The Ghana Institute of Journalism (GIJ), on Saturday held its first congregation, with calls on the government and the media to work together to promote human welfare and dignity.
The occasion, which also marked the Institute’s 47th graduation, had the theme, 'A government without a media or a media without a government.'
Established on October 16, 1959, GIJ attained the status of a university by an Act of Parliament (Act 717), passed in September, last year, which also necessitated its transfer from the Ministry of Information and National Orientation to the Ministry of Education, Science and Sports.
Vice-President Aliu Mahama, in a speech read on his behalf, said, the government and the media are not enemies and never should they be enemies in any society, adding that both have one aim which is the betterment of society.
'The government is not a law onto itself. It’s powers are derived from the same source which is the constitution, which also guarantees freedom of the press,' said Alhaji Mahama, adding, if it does the wrong thing, it must be criticised and be commended when it does something right.
He said if the press refuses to be objective and rather specialises in spreading falsehood with professional zeal and competence, the people would lose confidence not only in the government, but also in governance as a whole, which could lead to anarchy.
Underscoring the government’s belief in press freedom, he said, the government will, within the constraints of the economy, strive to provide the Institute with more facilities for the construction of its new site to enable it to train more students.
The Vice-President Aliu Mahama said now that the GIJ has been upgraded to a tertiary institution, it was expected to train people to meet the very high standards in journalism and urged the Institute to introduce new and innovative courses to meet the demands of time.
Professor Dominic Fobih, Minister of Education, Science and Sports, also in a speech read on his behalf, stressed the need for a government-media partnership for national development, saying, having endured a liberal environment for the practice of the profession, the press have a responsibility to attain the high standards expected of the profession.
Mr.

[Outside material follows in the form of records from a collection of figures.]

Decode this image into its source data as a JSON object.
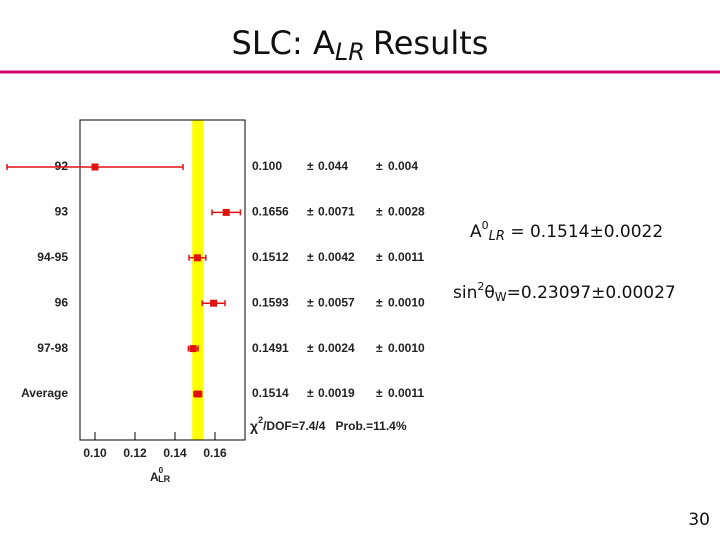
{
  "title": {
    "main": "SLC: A",
    "subscript": "LR",
    "rest": "Results"
  },
  "annotations": {
    "alr": {
      "main": "A",
      "sup": "0",
      "sub": "LR",
      "rest": " = 0.1514±0.0022"
    },
    "sin": {
      "main": "sin",
      "sup": "2",
      "theta": "θ",
      "sub": "W",
      "rest": "=0.23097±0.00027"
    }
  },
  "page_number": "30",
  "chart_data": {
    "type": "errorbar",
    "categories": [
      "92",
      "93",
      "94-95",
      "96",
      "97-98",
      "Average"
    ],
    "values": [
      0.1,
      0.1656,
      0.1512,
      0.1593,
      0.1491,
      0.1514
    ],
    "value_labels": [
      "0.100",
      "0.1656",
      "0.1512",
      "0.1593",
      "0.1491",
      "0.1514"
    ],
    "errors": [
      0.044,
      0.0071,
      0.0042,
      0.0057,
      0.0024,
      0.0019
    ],
    "error_labels": [
      "0.044",
      "0.0071",
      "0.0042",
      "0.0057",
      "0.0024",
      "0.0019"
    ],
    "sys_errors": [
      0.004,
      0.0028,
      0.0011,
      0.001,
      0.001,
      0.0011
    ],
    "sys_error_labels": [
      "0.004",
      "0.0028",
      "0.0011",
      "0.0010",
      "0.0010",
      "0.0011"
    ],
    "pm": "±",
    "color": "#e01010",
    "band": [
      0.1486,
      0.1542
    ],
    "band_color": "#ffff00",
    "xlim": [
      0.0925,
      0.175
    ],
    "xticks": [
      {
        "value": 0.1,
        "label": "0.10"
      },
      0.12,
      0.14,
      0.16
    ],
    "xlabel": {
      "main": "A",
      "sup": "0",
      "sub": "LR"
    },
    "fit": {
      "chi": "χ",
      "sup": "2",
      "dof": "/DOF=7.4/4",
      "prob": "Prob.=11.4%"
    }
  }
}
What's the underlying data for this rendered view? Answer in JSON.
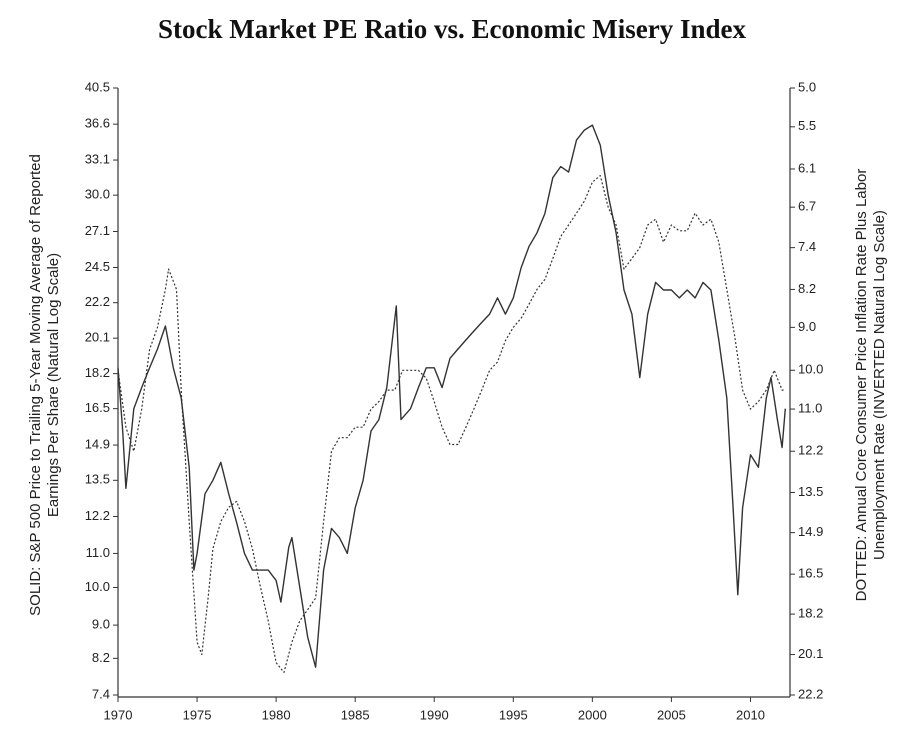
{
  "chart_data": {
    "type": "line",
    "title": "Stock Market PE Ratio vs. Economic Misery Index",
    "ylabel": [
      "SOLID: S&P 500 Price to Trailing 5-Year Moving Average of Reported",
      "Earnings Per Share (Natural Log Scale)"
    ],
    "y2label": [
      "DOTTED: Annual Core Consumer Price Inflation Rate Plus Labor",
      "Unemployment Rate (INVERTED Natural Log Scale)"
    ],
    "log_scale": true,
    "y2_inverted": true,
    "y2_log_scale": true,
    "xlim": [
      1970,
      2012.5
    ],
    "xticks": [
      1970,
      1975,
      1980,
      1985,
      1990,
      1995,
      2000,
      2005,
      2010
    ],
    "ylim": [
      7.4,
      40.5
    ],
    "yticks": [
      40.5,
      36.6,
      33.1,
      {
        "value": 30,
        "label": "30.0"
      },
      27.1,
      24.5,
      22.2,
      20.1,
      18.2,
      16.5,
      14.9,
      13.5,
      12.2,
      {
        "value": 11,
        "label": "11.0"
      },
      {
        "value": 10,
        "label": "10.0"
      },
      {
        "value": 9,
        "label": "9.0"
      },
      8.2,
      7.4
    ],
    "y2lim": [
      5,
      22.2
    ],
    "y2ticks": [
      {
        "value": 5,
        "label": "5.0"
      },
      5.5,
      6.1,
      6.7,
      7.4,
      8.2,
      {
        "value": 9,
        "label": "9.0"
      },
      {
        "value": 10,
        "label": "10.0"
      },
      {
        "value": 11,
        "label": "11.0"
      },
      12.2,
      13.5,
      14.9,
      16.5,
      18.2,
      20.1,
      22.2
    ],
    "series": [
      {
        "style": "solid",
        "color": "#333333",
        "axis": "y",
        "x": [
          1970,
          1970.3,
          1970.5,
          1971,
          1971.5,
          1972,
          1972.5,
          1973,
          1973.5,
          1974,
          1974.5,
          1974.8,
          1975,
          1975.5,
          1976,
          1976.5,
          1977,
          1977.5,
          1978,
          1978.5,
          1979,
          1979.5,
          1980,
          1980.3,
          1980.8,
          1981,
          1981.5,
          1982,
          1982.5,
          1983,
          1983.5,
          1984,
          1984.5,
          1985,
          1985.5,
          1986,
          1986.5,
          1987,
          1987.6,
          1987.9,
          1988.5,
          1989,
          1989.5,
          1990,
          1990.5,
          1991,
          1991.5,
          1992,
          1992.5,
          1993,
          1993.5,
          1994,
          1994.5,
          1995,
          1995.5,
          1996,
          1996.5,
          1997,
          1997.5,
          1998,
          1998.5,
          1999,
          1999.5,
          2000,
          2000.5,
          2001,
          2001.5,
          2002,
          2002.5,
          2003,
          2003.5,
          2004,
          2004.5,
          2005,
          2005.5,
          2006,
          2006.5,
          2007,
          2007.5,
          2008,
          2008.5,
          2008.9,
          2009.2,
          2009.5,
          2010,
          2010.5,
          2011,
          2011.3,
          2011.7,
          2012,
          2012.2
        ],
        "values": [
          18.5,
          15.5,
          13.2,
          16.5,
          17.5,
          18.5,
          19.5,
          20.8,
          18.5,
          17,
          14,
          10.5,
          11,
          13,
          13.5,
          14.2,
          13,
          12,
          11,
          10.5,
          10.5,
          10.5,
          10.2,
          9.6,
          11.2,
          11.5,
          10,
          8.7,
          8,
          10.5,
          11.8,
          11.5,
          11,
          12.5,
          13.5,
          15.5,
          16,
          17.5,
          22,
          16,
          16.5,
          17.5,
          18.5,
          18.5,
          17.5,
          19,
          19.5,
          20,
          20.5,
          21,
          21.5,
          22.5,
          21.5,
          22.5,
          24.5,
          26,
          27,
          28.5,
          31.5,
          32.5,
          32,
          35,
          36,
          36.5,
          34.5,
          30,
          27,
          23,
          21.5,
          18,
          21.5,
          23.5,
          23,
          23,
          22.5,
          23,
          22.5,
          23.5,
          23,
          20,
          17,
          12.5,
          9.8,
          12.5,
          14.5,
          14,
          17,
          18,
          16,
          14.8,
          16.5
        ]
      },
      {
        "style": "dotted",
        "color": "#333333",
        "axis": "y2",
        "x": [
          1970,
          1970.5,
          1971,
          1971.5,
          1972,
          1972.5,
          1973,
          1973.2,
          1973.7,
          1974,
          1974.5,
          1975,
          1975.3,
          1975.7,
          1976,
          1976.5,
          1977,
          1977.5,
          1978,
          1978.5,
          1979,
          1979.5,
          1980,
          1980.5,
          1981,
          1981.5,
          1982,
          1982.5,
          1983,
          1983.5,
          1984,
          1984.5,
          1985,
          1985.5,
          1986,
          1986.5,
          1987,
          1987.5,
          1988,
          1988.5,
          1989,
          1989.5,
          1990,
          1990.5,
          1991,
          1991.5,
          1992,
          1992.5,
          1993,
          1993.5,
          1994,
          1994.5,
          1995,
          1995.5,
          1996,
          1996.5,
          1997,
          1997.5,
          1998,
          1998.5,
          1999,
          1999.5,
          2000,
          2000.5,
          2001,
          2001.5,
          2002,
          2002.5,
          2003,
          2003.5,
          2004,
          2004.5,
          2005,
          2005.5,
          2006,
          2006.5,
          2007,
          2007.5,
          2008,
          2008.5,
          2009,
          2009.5,
          2010,
          2010.5,
          2011,
          2011.5,
          2012,
          2012.2
        ],
        "values": [
          10,
          11.5,
          12.2,
          11,
          9.5,
          9,
          8.2,
          7.8,
          8.2,
          10.5,
          14.5,
          19.5,
          20.1,
          17.5,
          15.5,
          14.5,
          14,
          13.8,
          14.5,
          15.5,
          17,
          18.5,
          20.5,
          21,
          19.5,
          18.5,
          18,
          17.5,
          14.5,
          12.2,
          11.8,
          11.8,
          11.5,
          11.5,
          11,
          10.8,
          10.5,
          10.5,
          10,
          10,
          10,
          10.2,
          10.8,
          11.5,
          12,
          12,
          11.5,
          11,
          10.5,
          10,
          9.8,
          9.3,
          9,
          8.8,
          8.5,
          8.2,
          8,
          7.6,
          7.2,
          7,
          6.8,
          6.6,
          6.3,
          6.2,
          6.7,
          7,
          7.8,
          7.6,
          7.4,
          7,
          6.9,
          7.3,
          7,
          7.1,
          7.1,
          6.8,
          7,
          6.9,
          7.3,
          8.2,
          9.2,
          10.5,
          11,
          10.8,
          10.5,
          10,
          10.5,
          10.5
        ]
      }
    ]
  }
}
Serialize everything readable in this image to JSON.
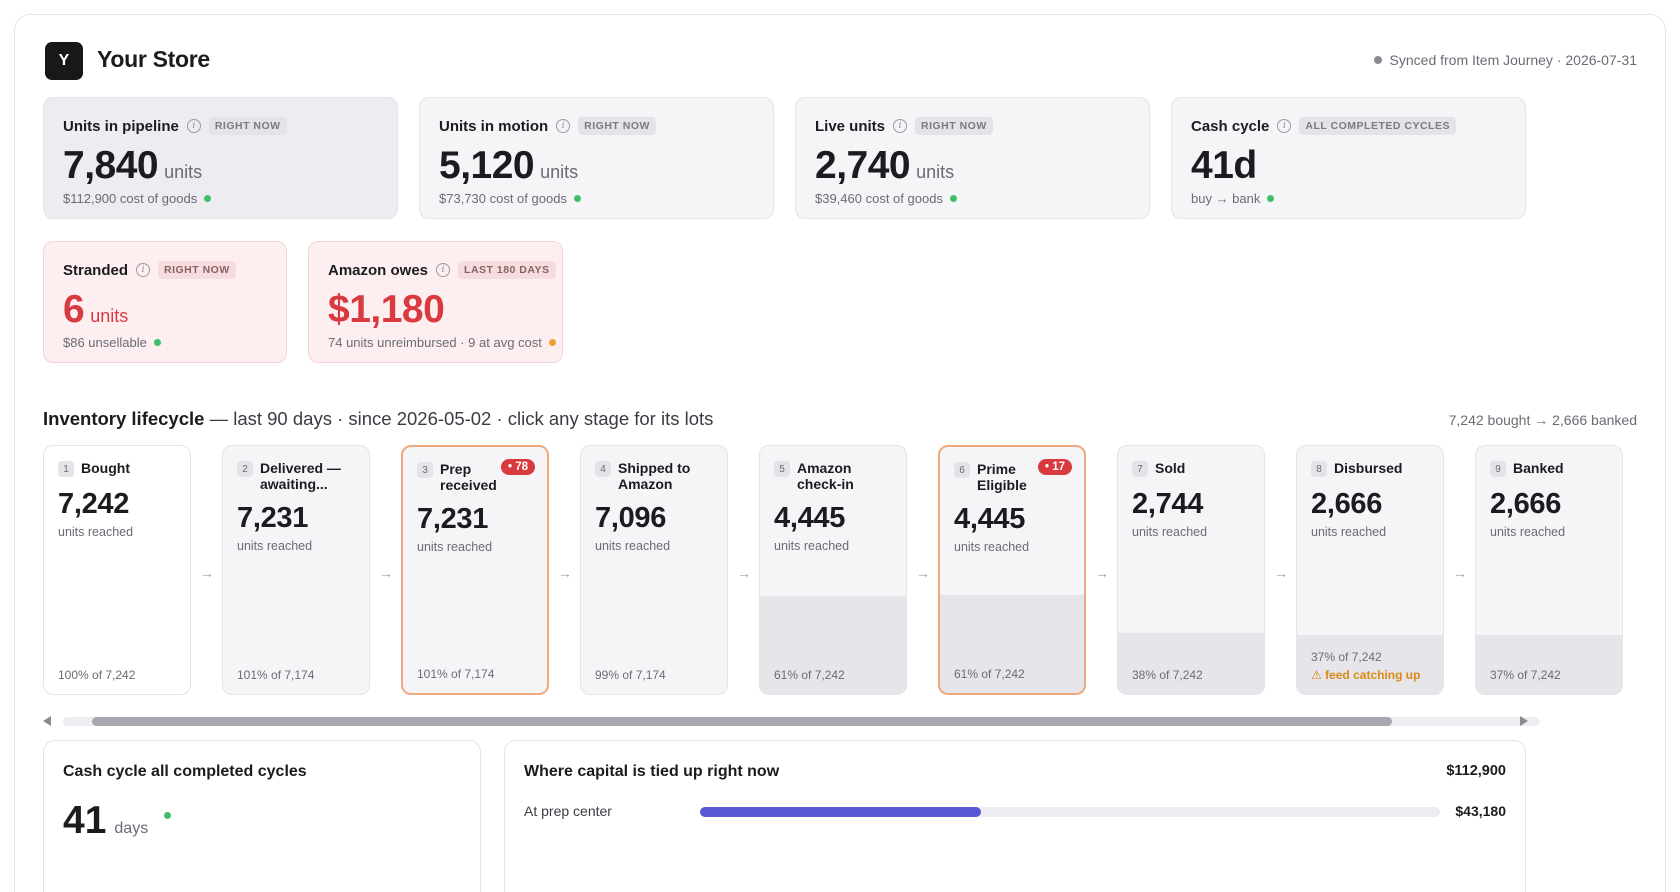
{
  "header": {
    "logo_letter": "Y",
    "store_name": "Your Store",
    "sync_text": "Synced from Item Journey · 2026-07-31"
  },
  "kpis": [
    {
      "label": "Units in pipeline",
      "tag": "RIGHT NOW",
      "value": "7,840",
      "unit": "units",
      "sub": "$112,900 cost of goods",
      "status": "green"
    },
    {
      "label": "Units in motion",
      "tag": "RIGHT NOW",
      "value": "5,120",
      "unit": "units",
      "sub": "$73,730 cost of goods",
      "status": "green"
    },
    {
      "label": "Live units",
      "tag": "RIGHT NOW",
      "value": "2,740",
      "unit": "units",
      "sub": "$39,460 cost of goods",
      "status": "green"
    },
    {
      "label": "Cash cycle",
      "tag": "ALL COMPLETED CYCLES",
      "value": "41d",
      "unit": "",
      "sub": "buy → bank",
      "status": "green"
    },
    {
      "label": "Stranded",
      "tag": "RIGHT NOW",
      "value": "6",
      "unit": "units",
      "sub": "$86 unsellable",
      "status": "green"
    },
    {
      "label": "Amazon owes",
      "tag": "LAST 180 DAYS",
      "value": "$1,180",
      "unit": "",
      "sub": "74 units unreimbursed · 9 at avg cost",
      "status": "orange"
    }
  ],
  "lifecycle": {
    "title": "Inventory lifecycle",
    "subtitle": "— last 90 days · since 2026-05-02 · click any stage for its lots",
    "summary": "7,242 bought → 2,666 banked",
    "stages": [
      {
        "num": "1",
        "name": "Bought",
        "value": "7,242",
        "caption": "units reached",
        "pct_text": "100% of 7,242",
        "fill": 0.0
      },
      {
        "num": "2",
        "name": "Delivered — awaiting...",
        "value": "7,231",
        "caption": "units reached",
        "pct_text": "101% of 7,174",
        "fill": 0.0
      },
      {
        "num": "3",
        "name": "Prep received",
        "value": "7,231",
        "caption": "units reached",
        "pct_text": "101% of 7,174",
        "badge": "• 78",
        "fill": 0.0
      },
      {
        "num": "4",
        "name": "Shipped to Amazon",
        "value": "7,096",
        "caption": "units reached",
        "pct_text": "99% of 7,174",
        "fill": 0.0
      },
      {
        "num": "5",
        "name": "Amazon check-in",
        "value": "4,445",
        "caption": "units reached",
        "pct_text": "61% of 7,242",
        "fill": 0.61
      },
      {
        "num": "6",
        "name": "Prime Eligible",
        "value": "4,445",
        "caption": "units reached",
        "pct_text": "61% of 7,242",
        "badge": "• 17",
        "fill": 0.61
      },
      {
        "num": "7",
        "name": "Sold",
        "value": "2,744",
        "caption": "units reached",
        "pct_text": "38% of 7,242",
        "fill": 0.38
      },
      {
        "num": "8",
        "name": "Disbursed",
        "value": "2,666",
        "caption": "units reached",
        "pct_text": "37% of 7,242",
        "warn": "⚠ feed catching up",
        "fill": 0.37
      },
      {
        "num": "9",
        "name": "Banked",
        "value": "2,666",
        "caption": "units reached",
        "pct_text": "37% of 7,242",
        "fill": 0.37
      }
    ],
    "arrow": "→"
  },
  "cash_cycle_panel": {
    "title": "Cash cycle all completed cycles",
    "value": "41",
    "unit": "days"
  },
  "capital_panel": {
    "title": "Where capital is tied up right now",
    "total": "$112,900",
    "rows": [
      {
        "label": "At prep center",
        "value": "$43,180",
        "fraction": 0.38
      }
    ]
  },
  "colors": {
    "accent_bar": "#5b58d6",
    "alert_red": "#d93a3f",
    "status_green": "#3ec06b",
    "warn_orange": "#f0a030"
  }
}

Kweku Rockson, acting Rector of the Institute, said the institute has embarked on a number of projects, including purchase of books and journals worth millions of cedis, the automation of the library, the renovation of the Audio Visual Unit, with facilities for transmission of the GIJ closed circuit television.
He said the GIJ was currently conducting a research study on ethical reportage of political parties in Ghanaian newspapers, the aim being to contribute to strengthening democracy and the rights of political parties besides ensuring professionalism in media reportage on political issues.
A total of 118 students graduated and were presented with the Institute’s diploma.
Philip Acquaye received the overall best student award while the best professional student award went to Eric Dagadu.